A brief History of Kyre
In 918 Kyre was sacked by the Danes, led by Earl Hakon. Domesday in 1085 records a mill, 5 villagers, 4 small holders, 3 slaves. They had 9 ploughs and 3 large farms, but by 1340 Kyre was untaxed as it had less than ten inhabitants. Edward I gave permission to John Wyard in 1275 for a deer park to complement the castle at Kyre. The bridleway to Hanley Childe runs through the centre of the original park. Kyre Pool was created in the park in 1584 to enhance the new house built by Sir Edward Pytts incorporating the castle ruins. The house was extensively altered in the C19 by the Baldwin Childes and joined to the church by a cloister. In the 1930s with the death of Mrs Baldwin Childe the house was sold and its contents stripped. It has had various uses since. The Almshouses were founded in 1675 by Ann Pytts and originally housed 8 agricultural pauper widows.
Changes in boundaries mean that Kyre is now part of Stoke Bliss, Kyre and Bockleton Civil Parish.
The Church of St Mary
The earliest parts of the church are Norman C12. there are traces below the chancel of an earlier apse. In the C14 much of the church was rebuilt in the Decorated style with trussed rafter roofs. The chapel was added then
One Norman window remains. (1) From the churchyard can be seen the remains of a blocked up doorway. (2). The plain circular bowl of the font (3) is also C12 and is placed here so that people can surround it during baptisms. In the C14 the nave was rebuilt and a new west doorway (4) and window (5) were added. The thick oak seats (6) are probably C16 and show marks of the adze. The pulpit (7) is early C20.
One Norman window (8) remains. The chancel was rebuilt in the C14 with new windows of lovely tracery. The glass in the East window (9) is Victorian, featuring St George and the coats of arms of the owners of Kyre. The C14 piscina (10) used for washing sacred vessels and the aumbry (11) to contain the consecrated bread and wine are near two other holes in the walls whose purpose is not known. The chancel arch was widened in 1833 from the narrower Norman arch and a rood screen removed to give a better view of the altar. The altar rails (12) date from about 1750, the Geneva Bible (13) was printed in 1578. The Pytt’s monuments (14) record several family generations. The South African flag commemorates when the house was used as a Red cross hospital during WWII, when it was owned by Lord Clarendon, High Commissioner for South Africa.
This was built in C14 when the arch was cut into the Nave and the decorated witndows inserted. The glass in these windows is Victorian and depicts ‘I am the Way’ the Truth and the Life.’ With the spirit of man being represented by the butterfly and the life by the maze.
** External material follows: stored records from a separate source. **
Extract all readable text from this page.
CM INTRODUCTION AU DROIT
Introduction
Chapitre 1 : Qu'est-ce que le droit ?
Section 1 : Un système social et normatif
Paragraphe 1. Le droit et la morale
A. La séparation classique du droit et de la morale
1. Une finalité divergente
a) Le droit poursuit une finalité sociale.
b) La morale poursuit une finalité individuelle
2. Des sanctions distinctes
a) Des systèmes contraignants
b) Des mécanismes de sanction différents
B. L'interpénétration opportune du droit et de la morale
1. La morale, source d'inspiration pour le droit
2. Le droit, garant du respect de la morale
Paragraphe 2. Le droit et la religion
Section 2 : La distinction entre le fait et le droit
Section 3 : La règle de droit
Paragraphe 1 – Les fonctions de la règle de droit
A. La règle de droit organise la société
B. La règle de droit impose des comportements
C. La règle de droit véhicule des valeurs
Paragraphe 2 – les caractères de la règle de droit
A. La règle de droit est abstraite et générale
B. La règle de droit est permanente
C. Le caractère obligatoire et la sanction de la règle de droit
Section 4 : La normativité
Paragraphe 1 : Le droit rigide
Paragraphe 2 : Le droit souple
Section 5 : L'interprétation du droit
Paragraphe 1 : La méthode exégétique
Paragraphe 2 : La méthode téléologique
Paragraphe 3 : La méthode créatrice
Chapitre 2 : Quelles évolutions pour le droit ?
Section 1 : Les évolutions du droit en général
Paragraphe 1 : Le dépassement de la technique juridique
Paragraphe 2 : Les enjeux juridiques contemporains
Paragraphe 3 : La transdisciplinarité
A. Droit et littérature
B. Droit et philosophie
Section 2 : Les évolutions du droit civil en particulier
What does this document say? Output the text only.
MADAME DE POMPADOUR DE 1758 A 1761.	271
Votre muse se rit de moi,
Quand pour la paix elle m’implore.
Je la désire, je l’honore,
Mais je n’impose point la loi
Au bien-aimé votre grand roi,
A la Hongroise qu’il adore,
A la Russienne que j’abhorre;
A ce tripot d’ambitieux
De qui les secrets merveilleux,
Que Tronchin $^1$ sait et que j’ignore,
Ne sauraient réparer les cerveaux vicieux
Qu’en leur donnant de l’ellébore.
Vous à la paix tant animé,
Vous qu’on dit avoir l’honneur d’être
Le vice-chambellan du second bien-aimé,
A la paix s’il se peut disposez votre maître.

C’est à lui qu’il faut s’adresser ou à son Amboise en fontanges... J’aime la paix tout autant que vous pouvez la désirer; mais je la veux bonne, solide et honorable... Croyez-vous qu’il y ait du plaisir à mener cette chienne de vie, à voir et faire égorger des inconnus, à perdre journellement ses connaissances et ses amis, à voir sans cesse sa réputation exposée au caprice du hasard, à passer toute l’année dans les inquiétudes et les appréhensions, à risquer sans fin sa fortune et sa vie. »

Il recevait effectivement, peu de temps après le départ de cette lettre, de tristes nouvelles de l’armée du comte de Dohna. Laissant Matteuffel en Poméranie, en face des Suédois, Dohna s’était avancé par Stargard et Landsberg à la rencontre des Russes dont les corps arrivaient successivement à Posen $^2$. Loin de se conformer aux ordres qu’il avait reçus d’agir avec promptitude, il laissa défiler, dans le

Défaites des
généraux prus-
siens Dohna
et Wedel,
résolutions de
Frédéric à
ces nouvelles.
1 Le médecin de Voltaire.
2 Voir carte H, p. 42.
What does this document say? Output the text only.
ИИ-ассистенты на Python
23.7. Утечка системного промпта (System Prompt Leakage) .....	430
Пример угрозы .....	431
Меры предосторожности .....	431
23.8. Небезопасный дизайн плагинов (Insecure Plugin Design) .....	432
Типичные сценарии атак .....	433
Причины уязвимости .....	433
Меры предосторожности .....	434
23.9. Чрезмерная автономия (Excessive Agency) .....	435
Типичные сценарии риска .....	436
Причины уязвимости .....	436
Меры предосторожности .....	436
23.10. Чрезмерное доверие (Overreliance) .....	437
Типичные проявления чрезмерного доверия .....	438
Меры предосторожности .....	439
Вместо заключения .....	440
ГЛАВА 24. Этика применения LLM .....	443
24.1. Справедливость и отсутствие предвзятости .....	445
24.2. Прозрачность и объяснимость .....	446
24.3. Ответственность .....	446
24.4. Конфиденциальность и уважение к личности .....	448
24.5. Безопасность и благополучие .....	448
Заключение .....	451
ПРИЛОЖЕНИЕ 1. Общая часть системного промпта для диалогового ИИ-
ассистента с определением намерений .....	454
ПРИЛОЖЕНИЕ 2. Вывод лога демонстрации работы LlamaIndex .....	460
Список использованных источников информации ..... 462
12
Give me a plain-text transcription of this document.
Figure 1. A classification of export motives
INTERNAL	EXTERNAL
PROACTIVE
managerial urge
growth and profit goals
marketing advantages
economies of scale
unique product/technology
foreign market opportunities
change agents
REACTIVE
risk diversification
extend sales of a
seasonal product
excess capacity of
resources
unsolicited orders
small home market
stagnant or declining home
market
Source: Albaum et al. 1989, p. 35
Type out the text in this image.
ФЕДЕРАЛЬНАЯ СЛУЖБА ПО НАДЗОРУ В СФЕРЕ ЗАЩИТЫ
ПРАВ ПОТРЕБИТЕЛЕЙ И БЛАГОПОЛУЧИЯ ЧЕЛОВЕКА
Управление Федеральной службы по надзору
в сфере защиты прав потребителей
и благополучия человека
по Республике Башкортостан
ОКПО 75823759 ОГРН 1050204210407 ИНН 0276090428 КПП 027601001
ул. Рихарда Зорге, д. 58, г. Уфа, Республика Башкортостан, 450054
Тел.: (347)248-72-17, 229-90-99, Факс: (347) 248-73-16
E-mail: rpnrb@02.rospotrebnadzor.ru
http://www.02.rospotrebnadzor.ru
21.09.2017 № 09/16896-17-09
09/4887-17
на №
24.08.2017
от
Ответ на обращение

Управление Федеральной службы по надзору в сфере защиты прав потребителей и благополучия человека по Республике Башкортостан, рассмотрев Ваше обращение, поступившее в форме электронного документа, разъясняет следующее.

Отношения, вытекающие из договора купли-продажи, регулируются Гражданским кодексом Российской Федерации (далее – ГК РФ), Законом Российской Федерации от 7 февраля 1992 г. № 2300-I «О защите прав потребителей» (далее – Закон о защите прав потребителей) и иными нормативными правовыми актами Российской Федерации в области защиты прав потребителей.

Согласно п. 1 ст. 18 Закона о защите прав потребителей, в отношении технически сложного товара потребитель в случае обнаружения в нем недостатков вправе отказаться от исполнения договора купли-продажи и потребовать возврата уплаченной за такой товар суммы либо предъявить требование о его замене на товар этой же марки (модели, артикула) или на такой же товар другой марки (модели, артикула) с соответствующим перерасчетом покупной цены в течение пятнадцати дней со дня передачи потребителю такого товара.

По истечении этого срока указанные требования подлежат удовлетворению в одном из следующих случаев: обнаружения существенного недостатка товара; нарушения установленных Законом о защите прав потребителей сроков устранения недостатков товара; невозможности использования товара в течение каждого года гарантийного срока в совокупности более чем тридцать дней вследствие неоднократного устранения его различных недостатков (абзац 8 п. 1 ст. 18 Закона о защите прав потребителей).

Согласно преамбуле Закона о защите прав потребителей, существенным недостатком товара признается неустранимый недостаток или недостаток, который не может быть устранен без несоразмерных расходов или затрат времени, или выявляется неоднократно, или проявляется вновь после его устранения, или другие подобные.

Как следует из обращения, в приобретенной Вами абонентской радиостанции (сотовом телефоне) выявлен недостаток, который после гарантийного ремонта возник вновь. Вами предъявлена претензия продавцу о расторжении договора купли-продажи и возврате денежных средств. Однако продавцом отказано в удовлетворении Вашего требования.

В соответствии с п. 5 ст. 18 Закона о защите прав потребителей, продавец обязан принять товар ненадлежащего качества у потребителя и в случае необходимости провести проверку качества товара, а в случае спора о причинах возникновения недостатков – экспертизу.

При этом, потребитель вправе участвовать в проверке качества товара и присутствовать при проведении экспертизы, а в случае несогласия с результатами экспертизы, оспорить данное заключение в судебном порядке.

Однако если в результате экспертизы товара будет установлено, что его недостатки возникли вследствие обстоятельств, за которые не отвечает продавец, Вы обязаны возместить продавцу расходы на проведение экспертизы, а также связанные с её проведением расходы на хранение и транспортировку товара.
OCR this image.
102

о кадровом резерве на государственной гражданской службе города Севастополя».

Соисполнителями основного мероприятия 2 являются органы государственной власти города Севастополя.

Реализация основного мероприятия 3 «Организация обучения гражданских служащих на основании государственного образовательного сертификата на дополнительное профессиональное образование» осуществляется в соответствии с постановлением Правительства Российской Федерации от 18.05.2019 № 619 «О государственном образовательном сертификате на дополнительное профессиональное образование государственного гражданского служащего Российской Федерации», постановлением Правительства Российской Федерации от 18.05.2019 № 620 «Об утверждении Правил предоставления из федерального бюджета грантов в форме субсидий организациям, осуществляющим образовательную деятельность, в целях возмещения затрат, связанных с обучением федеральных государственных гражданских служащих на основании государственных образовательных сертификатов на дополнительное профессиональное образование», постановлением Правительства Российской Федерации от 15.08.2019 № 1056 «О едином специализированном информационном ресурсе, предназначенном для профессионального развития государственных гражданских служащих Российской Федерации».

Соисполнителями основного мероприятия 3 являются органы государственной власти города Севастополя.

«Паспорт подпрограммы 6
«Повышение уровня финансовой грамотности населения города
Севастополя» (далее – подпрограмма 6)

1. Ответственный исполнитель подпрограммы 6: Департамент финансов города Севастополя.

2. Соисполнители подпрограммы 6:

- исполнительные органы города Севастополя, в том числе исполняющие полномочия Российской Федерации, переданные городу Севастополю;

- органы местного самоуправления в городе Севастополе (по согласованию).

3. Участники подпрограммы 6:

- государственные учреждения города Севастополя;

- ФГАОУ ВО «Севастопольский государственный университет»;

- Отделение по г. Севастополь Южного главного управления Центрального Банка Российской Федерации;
The painting of a female saint (15) on one jamb of the window is a fine example of C14 work and traces remain of other paintings. The heavy truss beam (16) supports the bell turret built about 1700 when the bells were moved from over the nave to here. The treble bell is inscribed M Corbett CW, Isaac Hadley Fecit 1703. The oak chest (17) was carved from a single log in about 1300.